For the most part by the time Panther pays they have been paid by the customer. That's the reason for the 15 day delay. This does come out of their money ahead of being paid by the customer.
Well see here is the thing Leo, they are acting small when they think this way. It is not that they are a mom and pop shop where the cash flow is small and there are problems with things like this but rather a ‘big’ corporation with big pockets.
If they need to float a loan to cover expenses, then they really need to examine their finances and get rid of some management.
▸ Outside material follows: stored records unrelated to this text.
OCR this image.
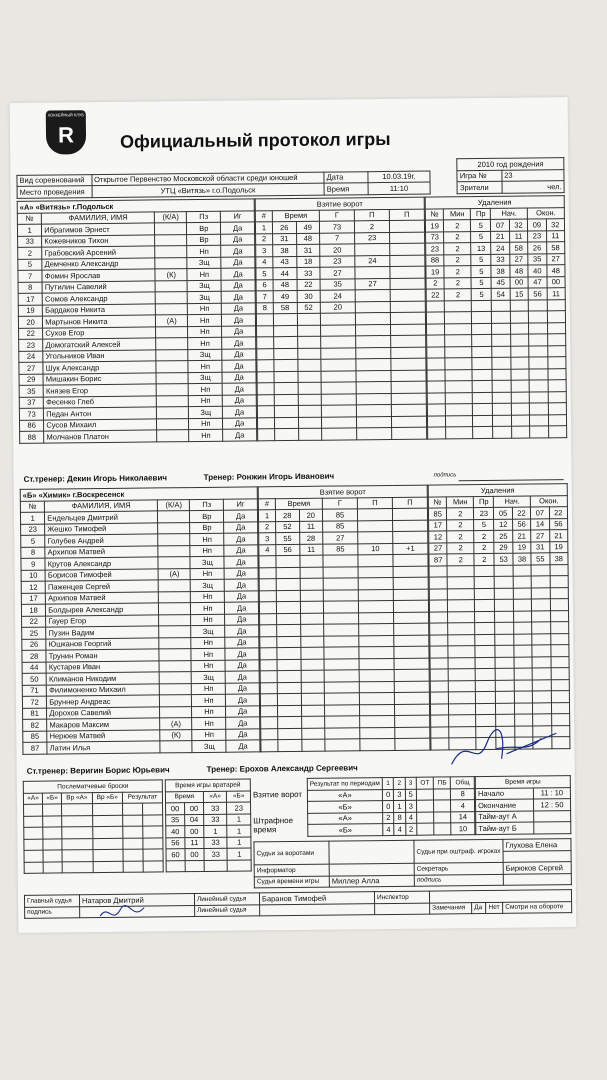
ХОККЕЙНЫЙ КЛУБ
R	Официальный протокол игры
						2010 год рождения	
Вид соревнований	Открытое Первенство Московской области среди юношей	Дата	10.03.19г.			Игра №	23
Место проведения	УТЦ «Витязь» г.о.Подольск	Время	11:10			Зрители	чел.
«А» «Витязь» г.Подольск				
№	ФАМИЛИЯ, ИМЯ	(К/А)	Пз	Иг
1	Ибрагимов Эрнест		Вр	Да
33	Кожевников Тихон		Вр	Да
2	Грабовский Арсений		Нп	Да
5	Демченко Александр		Зщ	Да
7	Фомин Ярослав	(К)	Нп	Да
8	Путилин Савелий		Зщ	Да
17	Сомов Александр		Зщ	Да
19	Бардаков Никита		Нп	Да
20	Мартынов Никита	(А)	Нп	Да
22	Сухов Егор		Нп	Да
23	Домогатский Алексей		Нп	Да
24	Угольников Иван		Зщ	Да
27	Шук Александр		Нп	Да
29	Мишакин Борис		Зщ	Да
35	Князев Егор		Нп	Да
37	Фесенко Глеб		Нп	Да
73	Педан Антон		Зщ	Да
86	Сусов Михаил		Нп	Да
88	Молчанов Платон		Нп	Да
Взятие ворот					
#	Время		Г	П	П
1	26	49	73	2	
2	31	48	7	23	
3	38	31	20		
4	43	18	23	24	
5	44	33	27		
6	48	22	35	27	
7	49	30	24		
8	58	52	20		

Удаления						
№	Мин	Пр	Нач.		Окон.	
19	2	5	07	32	09	32
73	2	5	21	11	23	11
23	2	13	24	58	26	58
88	2	5	33	27	35	27
19	2	5	38	48	40	48
2	2	5	45	00	47	00
22	2	5	54	15	56	11

Ст.тренер: Декин Игорь Николаевич	Тренер: Ронжин Игорь Иванович	подпись
«Б» «Химик» г.Воскресенск				
№	ФАМИЛИЯ, ИМЯ	(К/А)	Пз	Иг
1	Ендельцев Дмитрий		Вр	Да
23	Жешко Тимофей		Вр	Да
5	Голубев Андрей		Нп	Да
8	Архипов Матвей		Нп	Да
9	Крутов Александр		Зщ	Да
10	Борисов Тимофей	(А)	Нп	Да
12	Паженцев Сергей		Зщ	Да
17	Архипов Матвей		Нп	Да
18	Болдырев Александр		Нп	Да
22	Гауер Егор		Нп	Да
25	Пузин Вадим		Зщ	Да
26	Юшканов Георгий		Нп	Да
28	Трунин Роман		Нп	Да
44	Кустарев Иван		Нп	Да
50	Климанов Никодим		Зщ	Да
71	Филимоненко Михаил		Нп	Да
72	Бруннер Андреас		Нп	Да
81	Дорохов Савелий		Нп	Да
82	Макаров Максим	(А)	Нп	Да
85	Нерюев Матвей	(К)	Нп	Да
87	Латин Илья		Зщ	Да
Взятие ворот					
#	Время		Г	П	П
1	28	20	85		
2	52	11	85		
3	55	28	27		
4	56	11	85	10	+1

Удаления						
№	Мин	Пр	Нач.		Окон.	
85	2	23	05	22	07	22
17	2	5	12	56	14	56
12	2	2	25	21	27	21
27	2	2	29	19	31	19
87	2	2	53	38	55	38

Ст.тренер: Веригин Борис Юрьевич	Тренер: Ерохов Александр Сергеевич
Послематчевые броски					
«А»	«Б»	Вр «А»	Вр «Б»	Результат	

Время игры вратарей			
Время		«А»	«Б»
00	00	33	23
35	04	33	1
40	00	1	1
56	11	33	1
60	00	33	1

Взятие ворот
Штрафное время
Результат по периодам	1	2	3	ОТ	ПБ	Общ
«А»	0	3	5			8
«Б»	0	1	3			4
«А»	2	8	4			14
«Б»	4	4	2			10
Время игры	
Начало	11 : 10
Окончание	12 : 50
Тайм-аут А	
Тайм-аут Б	
Судьи за воротами		Судьи при оштраф. игроках	Глухова Елена

Информатор		Секретарь	Бирюков Сергей
Судья времени игры	Миллер Алла	подпись	
Главный судья	Натаров Дмитрий	Линейный судья	Баранов Тимофей	Инспектор				
подпись		Линейный судья			Замечания	Да	Нет	Смотри на обороте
You have 1500 trucks (let's use that for a moment) and they do somewhere around 3300 a week, that is around $5M a week in payouts, if they can't cover this with cash in the bank then what can they do.
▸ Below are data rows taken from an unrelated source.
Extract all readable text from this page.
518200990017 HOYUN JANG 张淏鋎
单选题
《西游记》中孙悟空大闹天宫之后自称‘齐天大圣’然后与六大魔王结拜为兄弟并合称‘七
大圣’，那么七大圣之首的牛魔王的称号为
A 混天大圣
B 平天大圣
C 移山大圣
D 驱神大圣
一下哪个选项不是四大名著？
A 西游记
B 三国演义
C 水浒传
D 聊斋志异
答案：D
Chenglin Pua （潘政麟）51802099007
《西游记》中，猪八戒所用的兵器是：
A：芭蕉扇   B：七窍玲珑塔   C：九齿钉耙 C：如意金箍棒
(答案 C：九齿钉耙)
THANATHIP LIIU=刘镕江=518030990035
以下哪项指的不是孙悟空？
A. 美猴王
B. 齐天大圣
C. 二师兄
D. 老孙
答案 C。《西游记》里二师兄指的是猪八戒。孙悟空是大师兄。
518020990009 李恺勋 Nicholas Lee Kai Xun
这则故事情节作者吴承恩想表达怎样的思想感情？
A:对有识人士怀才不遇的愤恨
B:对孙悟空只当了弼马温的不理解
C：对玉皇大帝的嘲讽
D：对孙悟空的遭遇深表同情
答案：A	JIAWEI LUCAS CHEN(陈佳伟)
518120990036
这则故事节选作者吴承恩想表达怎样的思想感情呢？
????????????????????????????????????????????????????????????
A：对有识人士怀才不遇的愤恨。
I wonder how many actually take advantage of the program?
I would guess, just a guess that 8 to 10% of the entire fleet at most, so if it is 10% of 1500 that is 150 trucks and that works out using the average $14,850 a week that they charge the contractor for a payout of $496K, not a bad return on investment. I think they are treating it like a loan tell you the truth.
If they treated the thing as a payroll, they would not think this way and solve a lot of problems for all but they are stuck on this concept that they are a small expediting company from all I have read. I mean like Falligator being paid dry run pay, they should have paid him detention pay and gone back to the customer and charged them or eat the cost without thinking. Then this run should have been flagged by the supervisors and discussed with sales to prevent it from happening again or making sure that there is a policy covering it.
I think many of the operational problems is caused by paying the dispatchers and management of them hourly (salary) without incentives and not having experience in either business or owning a truck within the staff.